1855 - Third Seminole War
The Groveland area was once part of the "Heart of Seminole Territory".
During the third Seminole War, some of our ancestors had already begun arriving.
The Third Seminole War began as the Seminoles responded to the U.S. further encroaching on their lands.
An influx of a large number of settlers in Southwest Florida led to increasing tension with the few remaining Seminoles living in Florida.
In December of 1855, U.S. Army personnel located and destroyed a large Seminole plantation west of the Everglades
Some believe this may have been a deliberate provokement of a violent response that would give the U.S. and excuse to remove the remaining Seminole survivors from the region.
Holata Micco, a Seminole leader known as Billy Bowlegs, responded with a raid near Fort Myers.
This led to a series of retaliatory raids and small skirmishes.

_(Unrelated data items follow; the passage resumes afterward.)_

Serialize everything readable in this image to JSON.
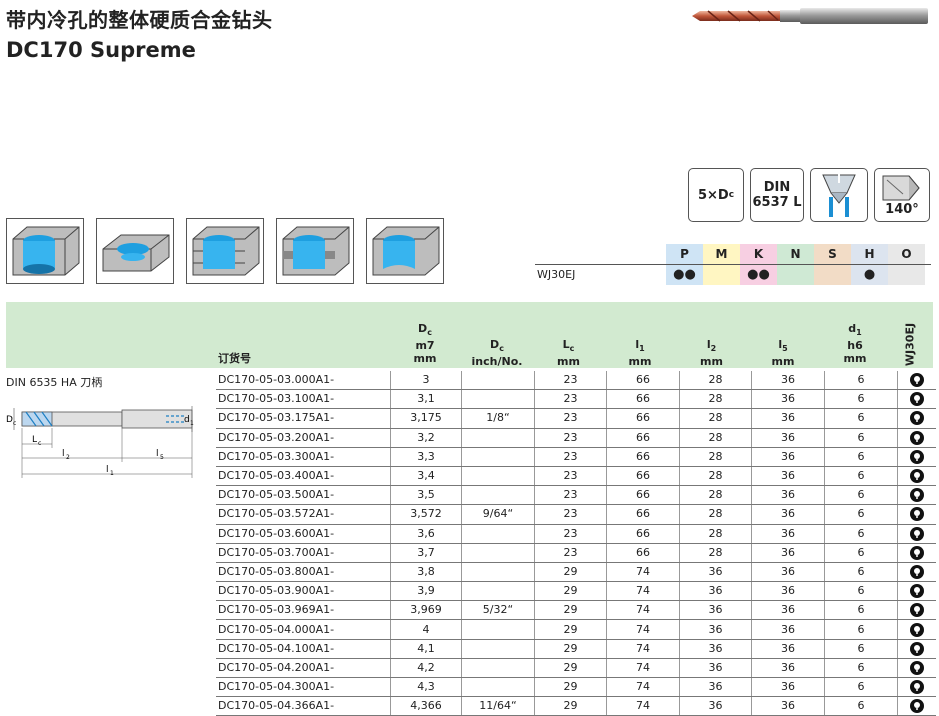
{
  "title": "带内冷孔的整体硬质合金钻头",
  "subtitle": "DC170 Supreme",
  "badges": {
    "depth": "5×D",
    "depth_sub": "c",
    "din_line1": "DIN",
    "din_line2": "6537 L",
    "angle": "140°"
  },
  "grades": {
    "headers": [
      "P",
      "M",
      "K",
      "N",
      "S",
      "H",
      "O"
    ],
    "colors": [
      "#cfe4f5",
      "#fff6c2",
      "#f7cfe2",
      "#cfe9d4",
      "#f2dcc6",
      "#dce4ef",
      "#e8e8e8"
    ],
    "row_name": "WJ30EJ",
    "row_marks": [
      "●●",
      "",
      "●●",
      "",
      "",
      "●",
      ""
    ]
  },
  "table": {
    "col_order_no": "订货号",
    "col_dc_l1": "D",
    "col_dc_sub": "c",
    "col_dc_l2": "m7",
    "col_dc_l3": "mm",
    "col_dcinch_l1": "D",
    "col_dcinch_sub": "c",
    "col_dcinch_l2": "inch/No.",
    "col_lc_l1": "L",
    "col_lc_sub": "c",
    "col_lc_l2": "mm",
    "col_l1_l1": "l",
    "col_l1_sub": "1",
    "col_l1_l2": "mm",
    "col_l2_l1": "l",
    "col_l2_sub": "2",
    "col_l2_l2": "mm",
    "col_l5_l1": "l",
    "col_l5_sub": "5",
    "col_l5_l2": "mm",
    "col_d1_l1": "d",
    "col_d1_sub": "1",
    "col_d1_l2": "h6",
    "col_d1_l3": "mm",
    "col_grade": "WJ30EJ",
    "shank_label": "DIN 6535 HA 刀柄",
    "rows": [
      [
        "DC170-05-03.000A1-",
        "3",
        "",
        "23",
        "66",
        "28",
        "36",
        "6"
      ],
      [
        "DC170-05-03.100A1-",
        "3,1",
        "",
        "23",
        "66",
        "28",
        "36",
        "6"
      ],
      [
        "DC170-05-03.175A1-",
        "3,175",
        "1/8“",
        "23",
        "66",
        "28",
        "36",
        "6"
      ],
      [
        "DC170-05-03.200A1-",
        "3,2",
        "",
        "23",
        "66",
        "28",
        "36",
        "6"
      ],
      [
        "DC170-05-03.300A1-",
        "3,3",
        "",
        "23",
        "66",
        "28",
        "36",
        "6"
      ],
      [
        "DC170-05-03.400A1-",
        "3,4",
        "",
        "23",
        "66",
        "28",
        "36",
        "6"
      ],
      [
        "DC170-05-03.500A1-",
        "3,5",
        "",
        "23",
        "66",
        "28",
        "36",
        "6"
      ],
      [
        "DC170-05-03.572A1-",
        "3,572",
        "9/64“",
        "23",
        "66",
        "28",
        "36",
        "6"
      ],
      [
        "DC170-05-03.600A1-",
        "3,6",
        "",
        "23",
        "66",
        "28",
        "36",
        "6"
      ],
      [
        "DC170-05-03.700A1-",
        "3,7",
        "",
        "23",
        "66",
        "28",
        "36",
        "6"
      ],
      [
        "DC170-05-03.800A1-",
        "3,8",
        "",
        "29",
        "74",
        "36",
        "36",
        "6"
      ],
      [
        "DC170-05-03.900A1-",
        "3,9",
        "",
        "29",
        "74",
        "36",
        "36",
        "6"
      ],
      [
        "DC170-05-03.969A1-",
        "3,969",
        "5/32“",
        "29",
        "74",
        "36",
        "36",
        "6"
      ],
      [
        "DC170-05-04.000A1-",
        "4",
        "",
        "29",
        "74",
        "36",
        "36",
        "6"
      ],
      [
        "DC170-05-04.100A1-",
        "4,1",
        "",
        "29",
        "74",
        "36",
        "36",
        "6"
      ],
      [
        "DC170-05-04.200A1-",
        "4,2",
        "",
        "29",
        "74",
        "36",
        "36",
        "6"
      ],
      [
        "DC170-05-04.300A1-",
        "4,3",
        "",
        "29",
        "74",
        "36",
        "36",
        "6"
      ],
      [
        "DC170-05-04.366A1-",
        "4,366",
        "11/64“",
        "29",
        "74",
        "36",
        "36",
        "6"
      ]
    ]
  },
  "drawing_labels": {
    "dc": "D",
    "dc_sub": "c",
    "d1": "d",
    "d1_sub": "1",
    "lc": "L",
    "lc_sub": "c",
    "l2": "l",
    "l2_sub": "2",
    "l5": "l",
    "l5_sub": "5",
    "l1": "l",
    "l1_sub": "1"
  }
}
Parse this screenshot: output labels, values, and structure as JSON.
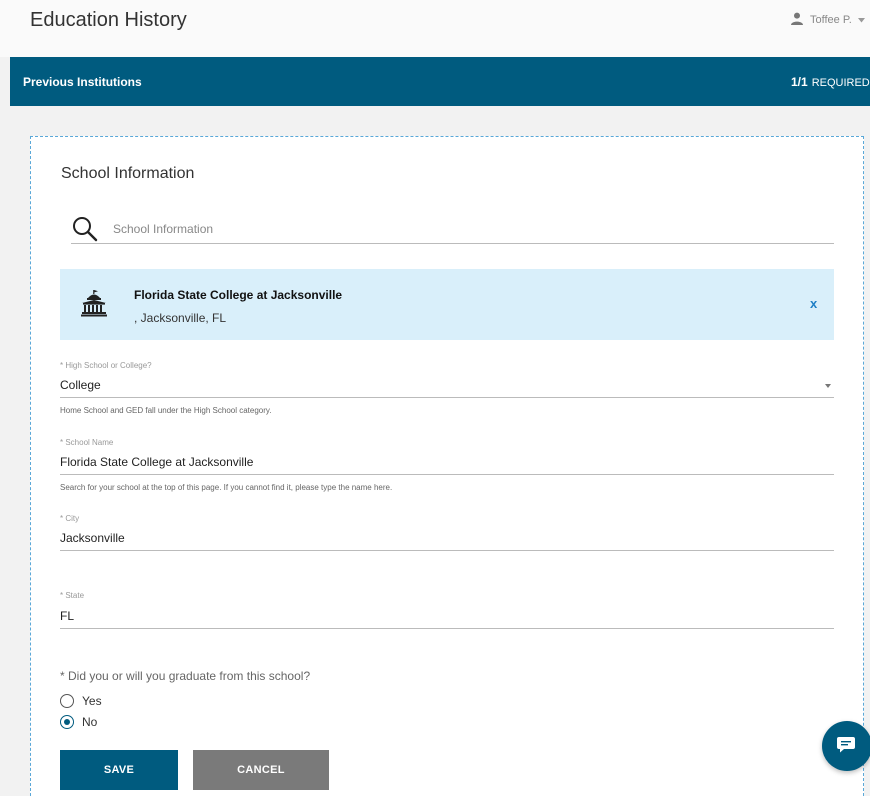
{
  "header": {
    "title": "Education History",
    "user_name": "Toffee P."
  },
  "section": {
    "title": "Previous Institutions",
    "progress": "1/1",
    "required_label": "REQUIRED"
  },
  "card": {
    "title": "School Information",
    "search": {
      "placeholder": "School Information",
      "value": ""
    },
    "selected_school": {
      "name": "Florida State College at Jacksonville",
      "location": ", Jacksonville, FL",
      "remove_label": "x"
    }
  },
  "form": {
    "school_type": {
      "label": "* High School or College?",
      "value": "College",
      "help": "Home School and GED fall under the High School category."
    },
    "school_name": {
      "label": "* School Name",
      "value": "Florida State College at Jacksonville",
      "help": "Search for your school at the top of this page. If you cannot find it, please type the name here."
    },
    "city": {
      "label": "* City",
      "value": "Jacksonville"
    },
    "state": {
      "label": "* State",
      "value": "FL"
    },
    "graduated": {
      "question": "* Did you or will you graduate from this school?",
      "options": [
        "Yes",
        "No"
      ],
      "selected": "No"
    }
  },
  "actions": {
    "save_label": "SAVE",
    "cancel_label": "CANCEL"
  },
  "colors": {
    "primary": "#005b7f",
    "selected_bg": "#d9effa",
    "dashed_border": "#5aa8d8",
    "cancel": "#7a7a7a",
    "link": "#1e7fc5"
  },
  "icons": {
    "user": "user-icon",
    "search": "search-icon",
    "school": "school-building-icon",
    "chevron": "chevron-down-icon",
    "chat": "chat-icon"
  }
}
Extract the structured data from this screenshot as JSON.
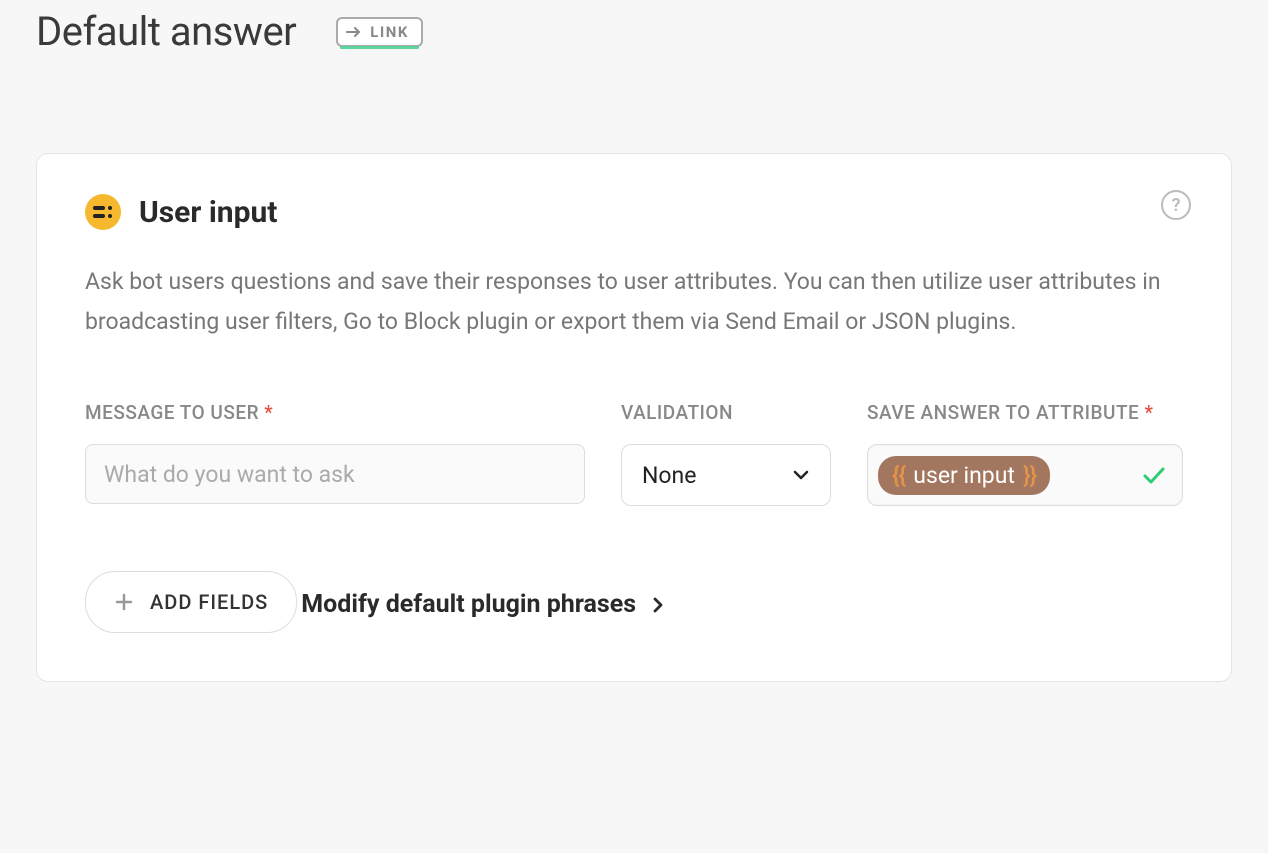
{
  "header": {
    "title": "Default answer",
    "link_label": "LINK"
  },
  "card": {
    "title": "User input",
    "description": "Ask bot users questions and save their responses to user attributes. You can then utilize user attributes in broadcasting user filters, Go to Block plugin or export them via Send Email or JSON plugins.",
    "help_tooltip": "?"
  },
  "fields": {
    "message": {
      "label": "MESSAGE TO USER",
      "required_marker": "*",
      "placeholder": "What do you want to ask"
    },
    "validation": {
      "label": "VALIDATION",
      "selected": "None"
    },
    "save_attr": {
      "label": "SAVE ANSWER TO ATTRIBUTE",
      "required_marker": "*",
      "brace_open": "{{",
      "value": "user input",
      "brace_close": "}}"
    }
  },
  "add_fields_label": "ADD FIELDS",
  "modify_phrases_label": "Modify default plugin phrases"
}
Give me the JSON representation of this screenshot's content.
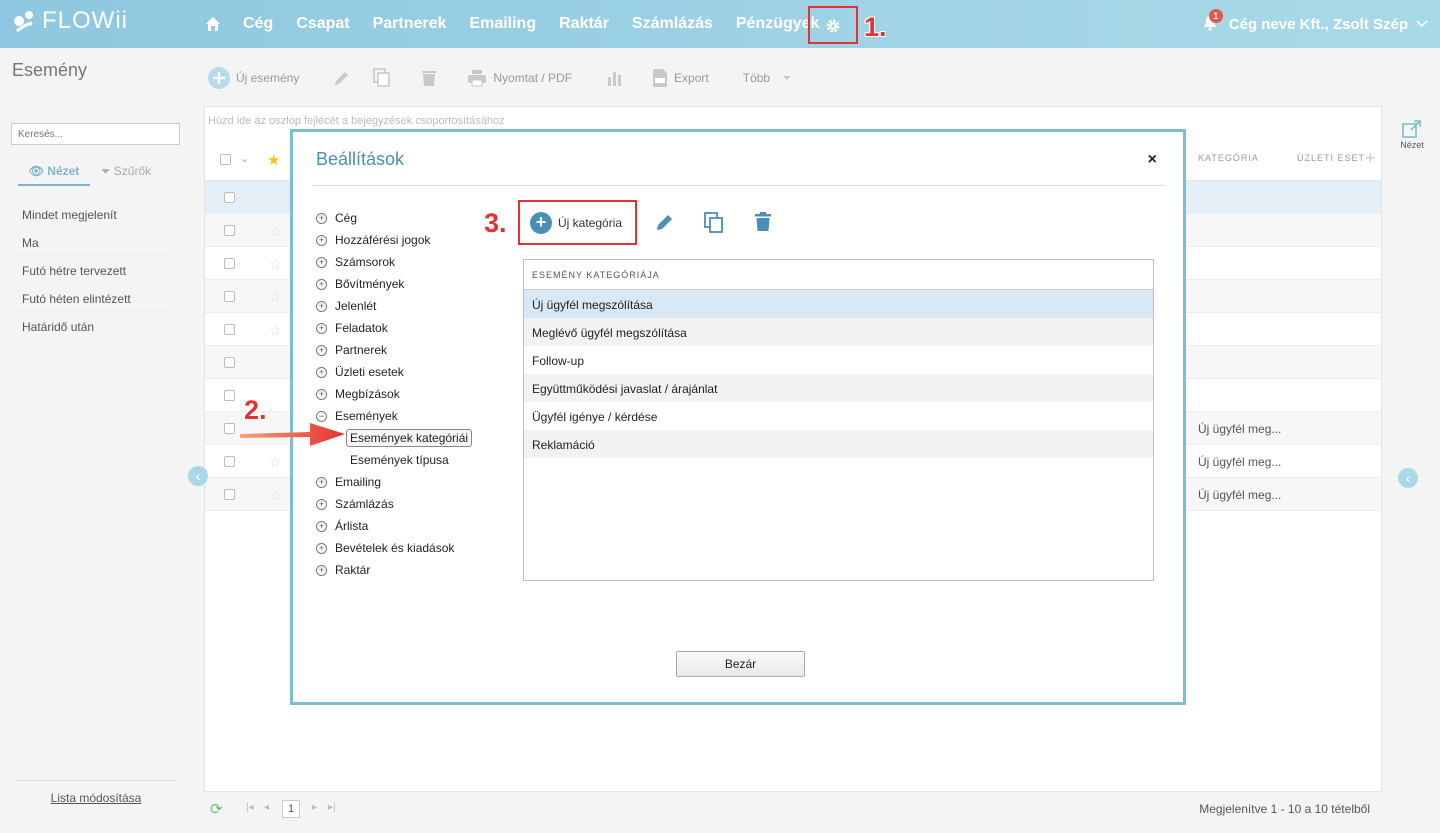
{
  "app": {
    "brand": "FLOWii",
    "accent": "#4a8fb4",
    "annotation_color": "#e5312f"
  },
  "nav": {
    "items": [
      "Cég",
      "Csapat",
      "Partnerek",
      "Emailing",
      "Raktár",
      "Számlázás",
      "Pénzügyek"
    ],
    "user": "Cég neve Kft., Zsolt Szép",
    "notifications": "1"
  },
  "annotations": {
    "step1": "1.",
    "step2": "2.",
    "step3": "3."
  },
  "page": {
    "title": "Esemény"
  },
  "sidebar": {
    "search_placeholder": "Keresés...",
    "tab_view": "Nézet",
    "tab_filters": "Szűrők",
    "items": [
      "Mindet megjelenít",
      "Ma",
      "Futó hétre tervezett",
      "Futó héten elintézett",
      "Határidő után"
    ],
    "footer": "Lista módosítása"
  },
  "toolbar": {
    "new": "Új esemény",
    "print": "Nyomtat / PDF",
    "export": "Export",
    "more": "Több"
  },
  "grid": {
    "group_hint": "Húzd ide az oszlop fejlécét a bejegyzések csoportosításához",
    "col_category": "KATEGÓRIA",
    "col_business": "ÜZLETI ESET",
    "row_categories": [
      "Új ügyfél meg...",
      "Új ügyfél meg...",
      "Új ügyfél meg..."
    ]
  },
  "pager": {
    "page": "1",
    "info": "Megjelenítve 1 - 10 a 10 tételből"
  },
  "right_panel": {
    "view": "Nézet"
  },
  "modal": {
    "title": "Beállítások",
    "close_x": "×",
    "tree": [
      {
        "label": "Cég",
        "sign": "+"
      },
      {
        "label": "Hozzáférési jogok",
        "sign": "+"
      },
      {
        "label": "Számsorok",
        "sign": "+"
      },
      {
        "label": "Bővítmények",
        "sign": "+"
      },
      {
        "label": "Jelenlét",
        "sign": "+"
      },
      {
        "label": "Feladatok",
        "sign": "+"
      },
      {
        "label": "Partnerek",
        "sign": "+"
      },
      {
        "label": "Üzleti esetek",
        "sign": "+"
      },
      {
        "label": "Megbízások",
        "sign": "+"
      },
      {
        "label": "Események",
        "sign": "−"
      }
    ],
    "tree_sub": [
      "Események kategóriái",
      "Események típusa"
    ],
    "tree_after": [
      {
        "label": "Emailing",
        "sign": "+"
      },
      {
        "label": "Számlázás",
        "sign": "+"
      },
      {
        "label": "Árlista",
        "sign": "+"
      },
      {
        "label": "Bevételek és kiadások",
        "sign": "+"
      },
      {
        "label": "Raktár",
        "sign": "+"
      }
    ],
    "new_category": "Új kategória",
    "table_header": "ESEMÉNY KATEGÓRIÁJA",
    "categories": [
      "Új ügyfél megszólítása",
      "Meglévő ügyfél megszólítása",
      "Follow-up",
      "Együttműködési javaslat / árajánlat",
      "Ügyfél igénye / kérdése",
      "Reklamáció"
    ],
    "close_button": "Bezár"
  }
}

However, no large battles were fought.
Following the tactics developed by Jesup, the United States military strategy was to target Seminole civilians and destroy their food supply, rather than attack the warriors.
By 1858, most of the remaining Seminoles, war weary and facing starvation, acquiesced to being removed to the Indian Territory in exchange for promises of safe passage and cash payments.
An estimated 200 to 500 Seminoles in small family clans still refused to leave and retreated deep into the Everglades and the Big Cypress Swamp to live on land considered unsuitable by American settlers.
In 1880, after less than 200 years of the tribe being formed, it is reported that only 208 Seminoles remained.